24

I copied https://github.com/apache/spark/blob/master/examples/src/main/scala/org/apache/spark/examples/ml/RandomForestClassifierExample.scala into a new project and setup a build.sbt

name := "newproject"
version := "1.0"
scalaVersion := "2.11.8"

javacOptions ++= Seq("-source", "1.8", "-target", "1.8")
scalacOptions += "-deprecation"

libraryDependencies ++= Seq(
  "org.apache.spark" % "spark-core_2.11"  % "2.0.0" % "provided",
  "org.apache.spark" % "spark-sql_2.11"   % "2.0.0" % "provided",
  "org.apache.spark" % "spark-mllib_2.11" % "2.0.0" % "provided",
  "org.jpmml" % "jpmml-sparkml" % "1.1.1",
  "org.apache.maven.plugins" % "maven-shade-plugin" % "2.4.3",
  "org.scalatest" %% "scalatest" % "3.0.0"
)

I am able to build it from IntelliJ 2016.2.5, but I when I get the error

Exception in thread "main" java.lang.NoClassDefFoundError: org/apache/spark/sql/SparkSession$
    at org.apache.spark.examples.ml.RandomForestClassifierExample$.main(RandomForestClassifierExample.scala:32)
    at org.apache.spark.examples.ml.RandomForestClassifierExample.main(RandomForestClassifierExample.scala)
    at sun.reflect.NativeMethodAccessorImpl.invoke0(Native Method)
    at sun.reflect.NativeMethodAccessorImpl.invoke(NativeMethodAccessorImpl.java:62)
    at sun.reflect.DelegatingMethodAccessorImpl.invoke(DelegatingMethodAccessorImpl.java:43)
    at java.lang.reflect.Method.invoke(Method.java:498)
    at com.intellij.rt.execution.application.AppMain.main(AppMain.java:147)
Caused by: java.lang.ClassNotFoundException: org.apache.spark.sql.SparkSession$
    at java.net.URLClassLoader.findClass(URLClassLoader.java:381)
    at java.lang.ClassLoader.loadClass(ClassLoader.java:424)
    at sun.misc.Launcher$AppClassLoader.loadClass(Launcher.java:331)
    at java.lang.ClassLoader.loadClass(ClassLoader.java:357)
    ... 7 more

I am even able to click on SparkSession and get to the source code. What is the problem?

Make42
  • 12,236
  • 24
  • 79
  • 155
  • 1
    are you using `spark-submit` to run your app? – maasg Nov 02 '16 at 15:53
  • I'm afraid you'll have to use english :-) – maasg Nov 02 '16 at 16:58
  • @maasg: Dang - I am so tired. Today was a real tough working day - again. I said: No I haven't. I used IntelliJ. I think that stands in conflict with the "provided" of SBT, right? – Make42 Nov 02 '16 at 17:02
  • 1
    First time build your app without `provided`. After then revert your change and then rebuild it. I could see the same issue in my IDEA too. – mrsrinivas Nov 02 '16 at 17:07
  • See https://stackoverflow.com/questions/36437814/how-to-work-efficiently-with-sbt-spark-and-provided-dependencies – James Moore Jun 21 '20 at 02:39

5 Answers5

39

When you say provided for your dependency, the build will compile against that dependency, but it will not be added to the classpath at runtime (it is assumed to be already there).

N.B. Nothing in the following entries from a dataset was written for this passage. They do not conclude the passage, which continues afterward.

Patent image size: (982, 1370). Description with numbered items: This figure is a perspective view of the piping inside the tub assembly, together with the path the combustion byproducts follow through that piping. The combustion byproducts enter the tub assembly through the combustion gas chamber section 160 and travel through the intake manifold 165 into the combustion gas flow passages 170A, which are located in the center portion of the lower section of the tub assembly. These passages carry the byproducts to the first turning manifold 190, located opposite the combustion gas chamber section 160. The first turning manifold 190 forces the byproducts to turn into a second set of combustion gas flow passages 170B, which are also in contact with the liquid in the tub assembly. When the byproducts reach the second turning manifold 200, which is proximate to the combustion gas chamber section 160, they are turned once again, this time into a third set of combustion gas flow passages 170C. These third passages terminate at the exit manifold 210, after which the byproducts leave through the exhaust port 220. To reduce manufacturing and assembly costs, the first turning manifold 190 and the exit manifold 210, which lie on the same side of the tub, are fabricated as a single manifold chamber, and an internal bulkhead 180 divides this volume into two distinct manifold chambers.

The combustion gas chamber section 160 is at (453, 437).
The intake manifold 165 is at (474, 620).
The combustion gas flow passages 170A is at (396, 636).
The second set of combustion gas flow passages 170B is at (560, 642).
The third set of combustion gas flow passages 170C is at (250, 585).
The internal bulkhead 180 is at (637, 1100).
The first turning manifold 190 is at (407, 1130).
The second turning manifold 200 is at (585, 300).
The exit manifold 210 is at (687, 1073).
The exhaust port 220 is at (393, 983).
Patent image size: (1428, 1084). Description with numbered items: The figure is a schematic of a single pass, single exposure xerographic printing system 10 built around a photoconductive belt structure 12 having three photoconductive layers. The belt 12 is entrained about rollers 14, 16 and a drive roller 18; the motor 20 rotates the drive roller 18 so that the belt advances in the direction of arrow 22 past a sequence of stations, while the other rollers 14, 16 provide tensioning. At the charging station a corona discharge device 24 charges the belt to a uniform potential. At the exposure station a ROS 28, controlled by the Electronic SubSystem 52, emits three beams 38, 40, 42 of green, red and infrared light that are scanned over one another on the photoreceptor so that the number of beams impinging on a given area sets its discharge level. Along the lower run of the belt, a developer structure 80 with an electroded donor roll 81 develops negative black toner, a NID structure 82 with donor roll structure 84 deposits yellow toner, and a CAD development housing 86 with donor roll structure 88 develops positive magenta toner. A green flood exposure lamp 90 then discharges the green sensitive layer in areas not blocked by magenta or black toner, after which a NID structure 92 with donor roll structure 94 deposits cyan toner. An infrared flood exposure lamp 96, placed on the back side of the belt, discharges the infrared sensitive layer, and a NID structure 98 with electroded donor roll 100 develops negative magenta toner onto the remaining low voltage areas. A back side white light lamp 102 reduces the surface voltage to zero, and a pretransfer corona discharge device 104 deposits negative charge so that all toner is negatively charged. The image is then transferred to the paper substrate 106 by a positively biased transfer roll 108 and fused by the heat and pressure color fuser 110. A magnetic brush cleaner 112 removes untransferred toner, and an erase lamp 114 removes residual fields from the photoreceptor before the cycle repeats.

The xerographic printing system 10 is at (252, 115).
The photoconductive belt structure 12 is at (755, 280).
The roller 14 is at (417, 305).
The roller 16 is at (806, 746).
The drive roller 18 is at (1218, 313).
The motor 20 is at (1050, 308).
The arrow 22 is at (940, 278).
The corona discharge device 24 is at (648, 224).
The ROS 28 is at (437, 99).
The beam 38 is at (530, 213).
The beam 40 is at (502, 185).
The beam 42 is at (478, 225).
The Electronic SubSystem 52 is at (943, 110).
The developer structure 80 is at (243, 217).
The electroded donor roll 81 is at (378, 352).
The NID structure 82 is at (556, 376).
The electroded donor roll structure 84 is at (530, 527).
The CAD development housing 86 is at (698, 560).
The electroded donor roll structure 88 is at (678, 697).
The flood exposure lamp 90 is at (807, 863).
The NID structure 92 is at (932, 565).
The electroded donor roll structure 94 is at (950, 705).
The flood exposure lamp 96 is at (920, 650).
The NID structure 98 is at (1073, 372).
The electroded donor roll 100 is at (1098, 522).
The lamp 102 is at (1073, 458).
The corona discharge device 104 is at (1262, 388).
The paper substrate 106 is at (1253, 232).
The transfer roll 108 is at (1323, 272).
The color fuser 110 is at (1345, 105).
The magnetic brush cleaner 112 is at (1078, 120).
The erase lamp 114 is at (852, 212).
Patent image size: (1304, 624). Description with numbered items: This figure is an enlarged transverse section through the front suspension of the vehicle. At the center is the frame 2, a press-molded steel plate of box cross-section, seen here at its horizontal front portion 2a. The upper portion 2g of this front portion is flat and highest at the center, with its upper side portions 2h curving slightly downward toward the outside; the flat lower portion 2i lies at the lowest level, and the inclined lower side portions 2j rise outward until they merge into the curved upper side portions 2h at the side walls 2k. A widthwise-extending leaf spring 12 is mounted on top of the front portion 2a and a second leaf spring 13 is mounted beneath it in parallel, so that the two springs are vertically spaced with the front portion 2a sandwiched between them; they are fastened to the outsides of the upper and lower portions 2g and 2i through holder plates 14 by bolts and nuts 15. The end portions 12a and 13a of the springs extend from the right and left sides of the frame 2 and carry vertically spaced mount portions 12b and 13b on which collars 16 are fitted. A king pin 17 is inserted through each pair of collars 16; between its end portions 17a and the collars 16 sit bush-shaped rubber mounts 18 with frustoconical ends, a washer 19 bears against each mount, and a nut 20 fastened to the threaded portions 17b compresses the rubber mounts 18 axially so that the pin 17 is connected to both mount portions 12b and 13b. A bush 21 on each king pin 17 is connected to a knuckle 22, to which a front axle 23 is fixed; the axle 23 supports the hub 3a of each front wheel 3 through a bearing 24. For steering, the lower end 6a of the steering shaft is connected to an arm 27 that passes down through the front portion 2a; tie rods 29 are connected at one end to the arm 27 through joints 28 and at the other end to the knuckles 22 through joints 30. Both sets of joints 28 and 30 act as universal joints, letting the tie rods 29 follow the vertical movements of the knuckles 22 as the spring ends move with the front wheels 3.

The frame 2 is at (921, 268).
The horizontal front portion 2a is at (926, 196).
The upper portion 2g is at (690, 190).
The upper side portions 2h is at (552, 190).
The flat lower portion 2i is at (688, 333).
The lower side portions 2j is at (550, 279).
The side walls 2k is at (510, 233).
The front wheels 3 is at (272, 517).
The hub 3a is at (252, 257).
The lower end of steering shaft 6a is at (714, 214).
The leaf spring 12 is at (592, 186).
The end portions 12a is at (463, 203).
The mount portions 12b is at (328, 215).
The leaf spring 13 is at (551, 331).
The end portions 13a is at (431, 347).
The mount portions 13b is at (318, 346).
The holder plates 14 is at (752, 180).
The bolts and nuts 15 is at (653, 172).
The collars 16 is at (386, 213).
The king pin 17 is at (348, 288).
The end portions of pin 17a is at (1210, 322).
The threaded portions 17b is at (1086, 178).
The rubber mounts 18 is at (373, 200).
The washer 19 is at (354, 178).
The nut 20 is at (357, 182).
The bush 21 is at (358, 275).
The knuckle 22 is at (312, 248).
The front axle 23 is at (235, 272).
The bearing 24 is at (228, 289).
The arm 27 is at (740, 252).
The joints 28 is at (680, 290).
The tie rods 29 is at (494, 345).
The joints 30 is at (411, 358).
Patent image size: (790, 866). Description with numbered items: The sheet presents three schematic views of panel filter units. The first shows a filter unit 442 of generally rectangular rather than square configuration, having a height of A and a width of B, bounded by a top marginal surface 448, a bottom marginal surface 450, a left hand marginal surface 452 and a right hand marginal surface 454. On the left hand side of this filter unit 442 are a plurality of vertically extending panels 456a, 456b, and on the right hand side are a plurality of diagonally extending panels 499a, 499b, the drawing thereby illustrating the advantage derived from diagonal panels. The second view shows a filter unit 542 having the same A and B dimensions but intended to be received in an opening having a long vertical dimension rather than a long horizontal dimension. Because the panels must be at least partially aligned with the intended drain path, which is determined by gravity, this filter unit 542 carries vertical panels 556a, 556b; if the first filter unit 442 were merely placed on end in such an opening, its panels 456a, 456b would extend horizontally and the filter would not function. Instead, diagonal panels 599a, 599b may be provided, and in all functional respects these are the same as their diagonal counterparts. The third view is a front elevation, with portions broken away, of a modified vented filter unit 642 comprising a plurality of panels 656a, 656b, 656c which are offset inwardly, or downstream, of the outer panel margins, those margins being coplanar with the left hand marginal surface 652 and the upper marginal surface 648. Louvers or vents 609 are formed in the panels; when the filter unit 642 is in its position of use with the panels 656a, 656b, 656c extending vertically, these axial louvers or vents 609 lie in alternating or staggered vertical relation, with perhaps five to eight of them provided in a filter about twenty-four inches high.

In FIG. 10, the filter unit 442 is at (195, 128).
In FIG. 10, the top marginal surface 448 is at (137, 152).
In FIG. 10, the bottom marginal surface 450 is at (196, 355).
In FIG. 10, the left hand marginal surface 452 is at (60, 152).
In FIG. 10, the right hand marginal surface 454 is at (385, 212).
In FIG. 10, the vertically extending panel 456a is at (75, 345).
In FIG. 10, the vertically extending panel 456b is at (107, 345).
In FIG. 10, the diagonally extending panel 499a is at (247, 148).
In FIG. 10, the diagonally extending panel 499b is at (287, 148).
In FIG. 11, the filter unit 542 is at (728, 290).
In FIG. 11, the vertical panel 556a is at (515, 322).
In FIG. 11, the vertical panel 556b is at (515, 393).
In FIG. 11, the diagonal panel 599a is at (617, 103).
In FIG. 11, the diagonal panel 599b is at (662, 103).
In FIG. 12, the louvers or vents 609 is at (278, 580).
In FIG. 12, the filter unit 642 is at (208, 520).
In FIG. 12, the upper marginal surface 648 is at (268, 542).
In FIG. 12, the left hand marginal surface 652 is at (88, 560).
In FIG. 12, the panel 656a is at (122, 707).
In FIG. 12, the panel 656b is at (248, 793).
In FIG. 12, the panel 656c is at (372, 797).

That is the correct setting when building Spark jobs for spark-submit (because they will run inside of a Spark container that does provide the dependency, and including it a second time would cause trouble).

However, when you run locally, you need that dependency present. So either change the build to not have this provided (but then you need to adjust it when building to submit the job), or configure your runtime classpath in the IDE to already have that jar file.

Thilo
  • 257,207
  • 101
  • 511
  • 656
  • 2
    Thank you. How do I "congiure [my] runtime classpath in the [IntelliJ] to already have that jar file" for Spark? I found http://stackoverflow.com/a/24843914/4533188 - do I add the folder "spark-2.0.1-bin-hadoop2.7/jars"? That is what I tried, but it does not work: I get a `NoClassDefFoundError` once again. – Make42 Nov 03 '16 at 09:31
  • 15
    In IntelliJ you can go to the Run Configuration and simply click `Include dependencies with "Provided" scope` – Harald Gliebe Aug 31 '18 at 05:59
7

In my case, I was using my local Cloudera CDH 5.9.0 cluster with Spark 1.6.1 installed by default and Spark 2.0.0 installed as a parcel. Thus, spark-submit was using Spark 1.6.1 while spark2-submit was Spark 2.0.0. Since SparkSession did not exist in 1.6.1, the error was thrown. Using the correct spark2-submit command resolved the problem.

Garren S
  • 5,552
  • 3
  • 30
  • 45
3

I got the same issue and it got fixed after setting SPARK_HOME variable before submitting the spark job using spark-submit.

Ravi
  • 31
  • 1
2

Ok, I landed here following a link on sbt gitter channel searching for something else. I have a solution for this. Thilo has described the problem correctly. Your sbt says "provided" which is correct for your target environment when you run it on your cluster where spark libraries are provided but when you run locally within IntelliJ, you'll need to "provide" these external libraries to IntelliJ at runtime and a way to do that would be

  1. Right click on your project ->
  2. Open Module settings ->
  3. Select Libraries on LHS menu ->
  4. Click + sign ->
  5. choose 'From Maven' ->
  6. Type or search for maven coordinates. You can search by typing the lib name and hit the tab key. This will show a dropdown of all matches and you can choose the correct version for your library ->
  7. Click OK

Note that when you restarted IntelliJ you might have to repeat this process. I found this to be the case for IntelliJ IDEA 2016.3.6 on OS X El Capitan.

sparker
  • 1,245
  • 11
  • 17
2

If using Maven, go to your dependencies file(pom.xml) and change the scope from provided to compile.

vagdevi k
  • 1,478
  • 9
  • 25